On 26 February 2014,the Commission accepted further commitments. The fine details are in §2(10) of the Decision but, essentially, the weighted average credit card MIF was capped at 0.2% for debit cards and 0.3% for credit cards.

5) Existing claims against MasterCard and Visa

There is over £1 billion of damages claims against MasterCard and Visa in the English courts including:

  • an action by Sainsbury’s against MasterCard;
  • an action by the Deutsche Bahn, the German rail company against MasterCard; and
  • “parallel actions” by Arcadia, BHS, Topshop, Asda, B&Q, Comet, Debenhams, Homebase, Argos, House of Fraser, Iceland, Next, New Look, HMV and Morrisons against, separately, MasterCard and Visa.

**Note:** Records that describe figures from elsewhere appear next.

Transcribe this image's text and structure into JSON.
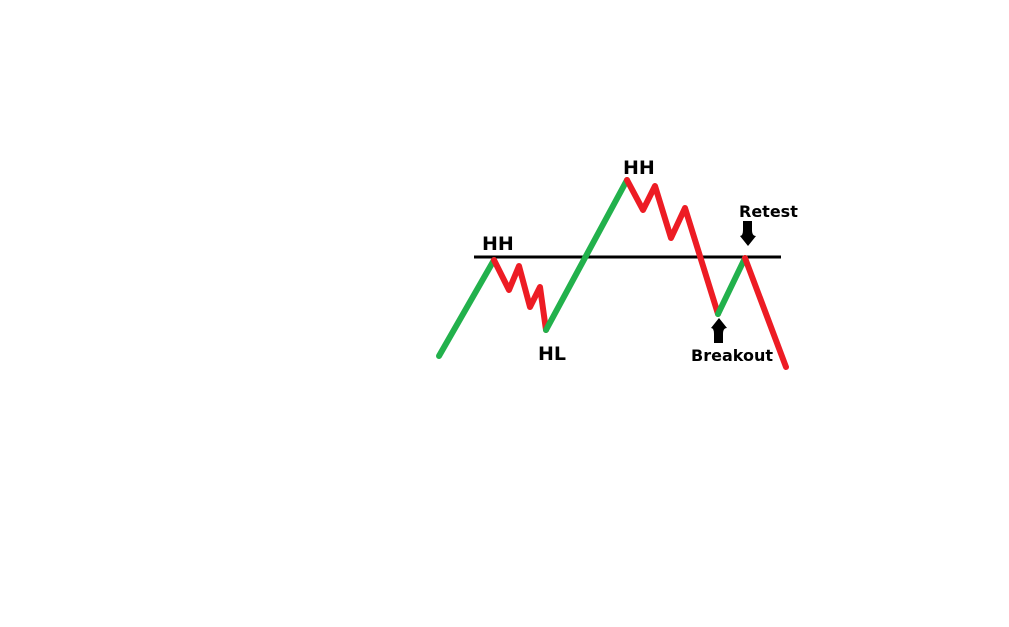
{
  "colors": {
    "background": "#ffffff",
    "bullish": "#22b14c",
    "bearish": "#ed1c24",
    "level": "#000000",
    "arrow": "#000000"
  },
  "labels": {
    "hh_first": "HH",
    "hl": "HL",
    "hh_second": "HH",
    "retest": "Retest",
    "breakout": "Breakout"
  },
  "icons": {
    "breakout_marker": "arrow-up-icon",
    "retest_marker": "arrow-down-icon"
  }
}
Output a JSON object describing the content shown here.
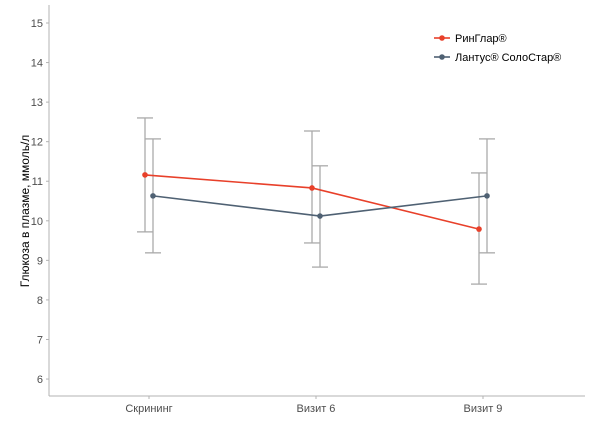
{
  "chart_data": {
    "type": "line",
    "title": "",
    "xlabel": "",
    "ylabel": "Глюкоза в плазме, ммоль/л",
    "ylim": [
      5.6,
      15.45
    ],
    "yticks": [
      6,
      7,
      8,
      9,
      10,
      11,
      12,
      13,
      14,
      15
    ],
    "categories": [
      "Скрининг",
      "Визит 6",
      "Визит 9"
    ],
    "grid": false,
    "legend_position": "top-right",
    "error_bar_color": "#aaaaaa",
    "series": [
      {
        "name": "РинГлар®",
        "color": "#e8402a",
        "values": [
          11.16,
          10.83,
          9.79
        ],
        "upper": [
          12.6,
          12.27,
          11.21
        ],
        "lower": [
          9.72,
          9.44,
          8.4
        ]
      },
      {
        "name": "Лантус® СолоСтар®",
        "color": "#4f6173",
        "values": [
          10.63,
          10.12,
          10.63
        ],
        "upper": [
          12.07,
          11.39,
          12.07
        ],
        "lower": [
          9.19,
          8.83,
          9.19
        ]
      }
    ]
  }
}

Last February, the Court ruled against MasterCard’s request in the Sainsbury’s claim to first have a mini-trial (a “preliminary issue” hearing) on the question of whether Sainsbury’s was debarred from suing because Sainsbury’s Bank applied the MIF itself. This argument may nonetheless be problematic for Sainsbury’s.

A preliminary issue hearing in the “parallel actions” against MasterCard is scheduled for January 2015 on the question of whether the six-year limitation rule permits the Claimants only to recover damages dating back to 2006. (The action was begun in 2012). Damages are claimed back to 1992.

A class action was brought in the US against Visa and MasterCard on behalf of merchants. The parties reached a $7.25 billion settlement.

6) Future EU Regulation of MIFs

As noted above, telephone call termination charges face a similar lack of competitive constraint, and this is overcome by regulation. An EU regulation to determine an appropriate level for domestic and cross-border MIFs has been approved by the European Parliament. It is currently being reviewed by the Council of the EU, and may be adopted in 2015. The proposal currently being discussed is:

  • That MIFs are capped at 0.3% of the transaction value for credit cards and 7¢ or 0.2% of the transaction value (whichever is lower) for debit cards.
  • This would apply to both cross-border and domestic transactions in the EU and would take effect one year after the rules come into force.

In time, lower fees should translate into lower prices for consumers.